By the end of this unit it is expected that some students will be able to understand how and why Nazis persecuted different groups in society. They will be able to identify the restrictions placed on minorities and explain the consequences of these restrictions. They will be able to assess how different people contributed to the Holocaust and why historians disagree over who was to blame.

Some students will not have made as much progress and will be able to identify how the Nazis persecuted different groups in society but may struggle to understand why. They may also find it difficult to understand why different interpretations of the Holocaust are held.

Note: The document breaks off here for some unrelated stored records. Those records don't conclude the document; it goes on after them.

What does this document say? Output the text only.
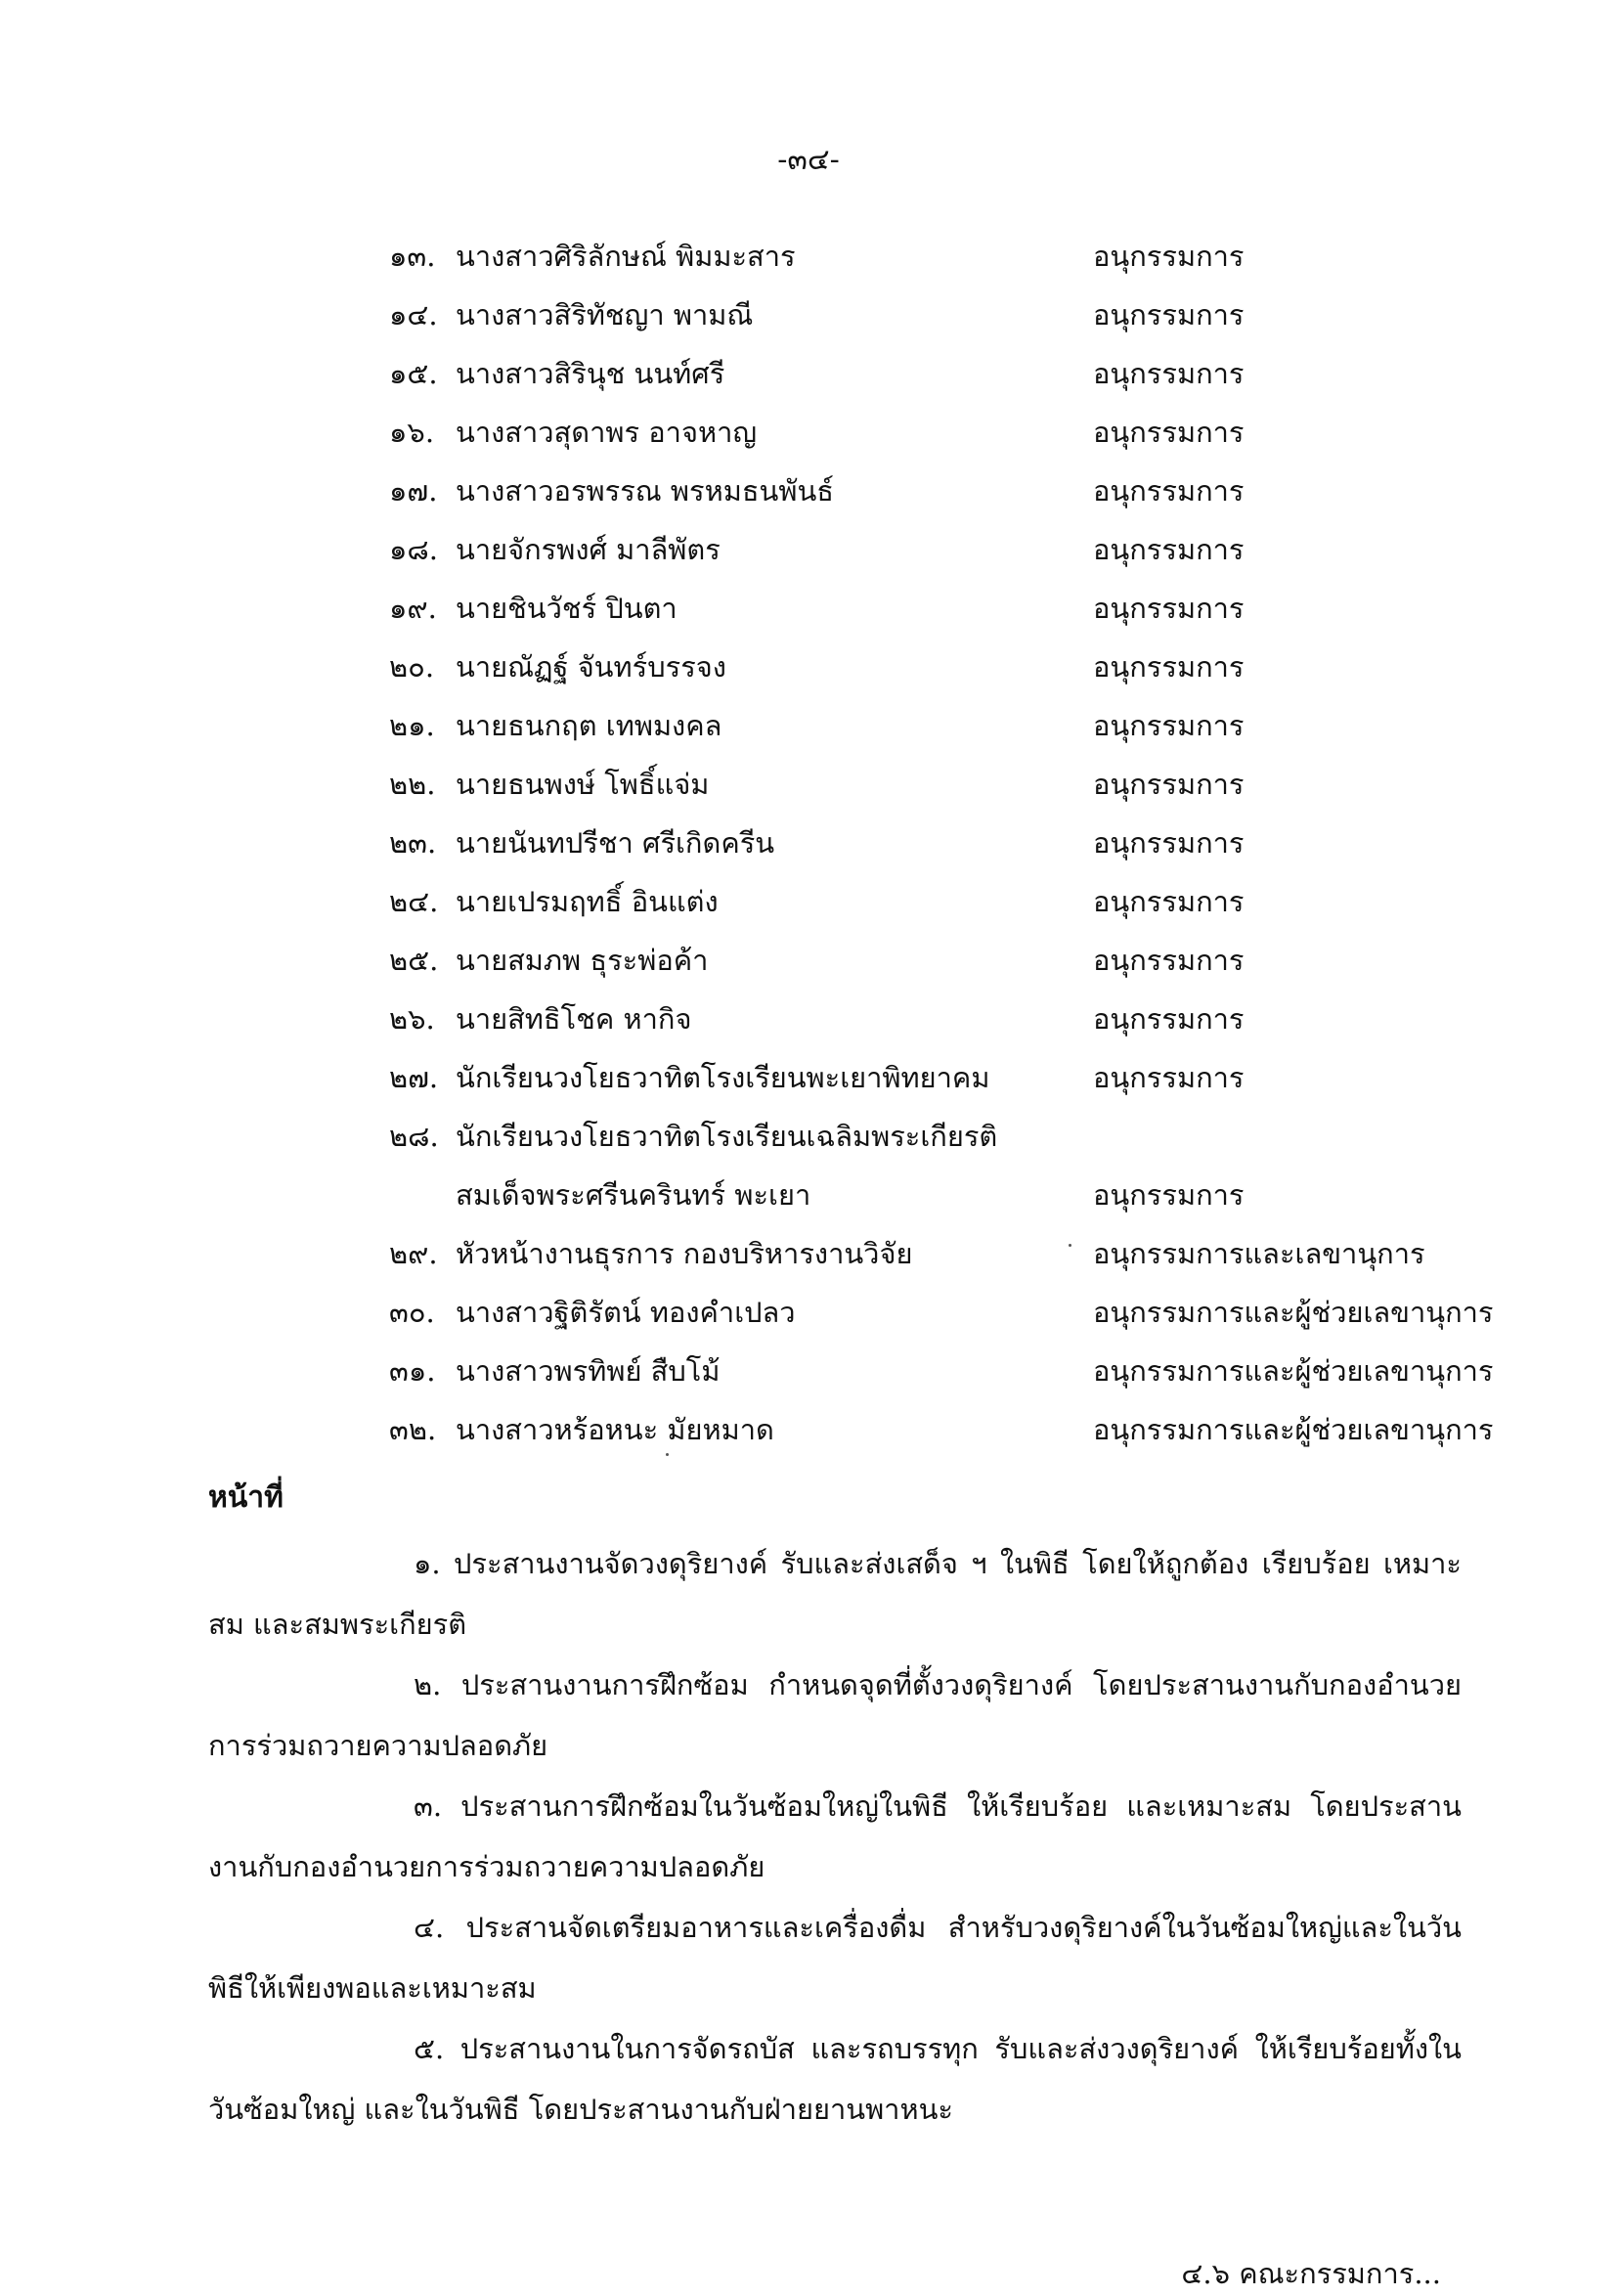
-๓๔-
๑๓. นางสาวศิริลักษณ์ พิมมะสาร	อนุกรรมการ
๑๔. นางสาวสิริทัชญา พามณี	อนุกรรมการ
๑๕. นางสาวสิรินุช นนท์ศรี	อนุกรรมการ
๑๖. นางสาวสุดาพร อาจหาญ	อนุกรรมการ
๑๗. นางสาวอรพรรณ พรหมธนพันธ์	อนุกรรมการ
๑๘. นายจักรพงศ์ มาลีพัตร	อนุกรรมการ
๑๙. นายชินวัชร์ ปินตา	อนุกรรมการ
๒๐. นายณัฏฐ์ จันทร์บรรจง	อนุกรรมการ
๒๑. นายธนกฤต เทพมงคล	อนุกรรมการ
๒๒. นายธนพงษ์ โพธิ์แจ่ม	อนุกรรมการ
๒๓. นายนันทปรีชา ศรีเกิดครีน	อนุกรรมการ
๒๔. นายเปรมฤทธิ์ อินแต่ง	อนุกรรมการ
๒๕. นายสมภพ ธุระพ่อค้า	อนุกรรมการ
๒๖. นายสิทธิโชค หากิจ	อนุกรรมการ
๒๗. นักเรียนวงโยธวาทิตโรงเรียนพะเยาพิทยาคม	อนุกรรมการ
๒๘. นักเรียนวงโยธวาทิตโรงเรียนเฉลิมพระเกียรติ
สมเด็จพระศรีนครินทร์ พะเยา	อนุกรรมการ
๒๙. หัวหน้างานธุรการ กองบริหารงานวิจัย	อนุกรรมการและเลขานุการ
๓๐. นางสาวฐิติรัตน์ ทองคำเปลว	อนุกรรมการและผู้ช่วยเลขานุการ
๓๑. นางสาวพรทิพย์ สืบโม้	อนุกรรมการและผู้ช่วยเลขานุการ
๓๒. นางสาวหร้อหนะ มัยหมาด	อนุกรรมการและผู้ช่วยเลขานุการ
หน้าที่

๑. ประสานงานจัดวงดุริยางค์ รับและส่งเสด็จ ฯ ในพิธี โดยให้ถูกต้อง เรียบร้อย เหมาะสม และสมพระเกียรติ

๒. ประสานงานการฝึกซ้อม กำหนดจุดที่ตั้งวงดุริยางค์ โดยประสานงานกับกองอำนวยการร่วมถวายความปลอดภัย

๓. ประสานการฝึกซ้อมในวันซ้อมใหญ่ในพิธี ให้เรียบร้อย และเหมาะสม โดยประสานงานกับกองอำนวยการร่วมถวายความปลอดภัย

๔. ประสานจัดเตรียมอาหารและเครื่องดื่ม สำหรับวงดุริยางค์ในวันซ้อมใหญ่และในวันพิธีให้เพียงพอและเหมาะสม

๕. ประสานงานในการจัดรถบัส และรถบรรทุก รับและส่งวงดุริยางค์ ให้เรียบร้อยทั้งในวันซ้อมใหญ่ และในวันพิธี โดยประสานงานกับฝ่ายยานพาหนะ

๔.๖ คณะกรรมการ...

Some learners will have progressed further and will be able to investigate the impact of the restrictions placed on minorities within German society. They will be able to analyse links between racial policies and events and use historical terminology confidently, reflectively and critically. They will be able to argue why different interpretations are held and form a valid, well supported judgement on the accuracy of these interpretations.

How to help your child

There is a wealth of information on The Holocaust. There are many films for example ‘The Pianist’ and ‘The Boy in the Striped Pyjamas’ and documentaries like ‘Auschwitz: The Nazis & The ‘Final Solution’ by Laurence Rees. However, we advise watching any films or documentaries first before showing them to your child to ascertain whether you feel they are suitable for viewing. There are many books that cover the Holocaust and depending upon your child’s reading ability you may consider buying any of the following; ‘The Promise’ by Eva Schloss, ‘Forgotten Voices of the Holocaust’ by Lyn Smith and ‘If I die before I wake’ by Han Nolan. Parents can help their child understand this topic a little better simply by discussing what their child has learned in class. Parents should encourage their child to form an opinion in order to allow them to contribute to class discussions and take part in debates.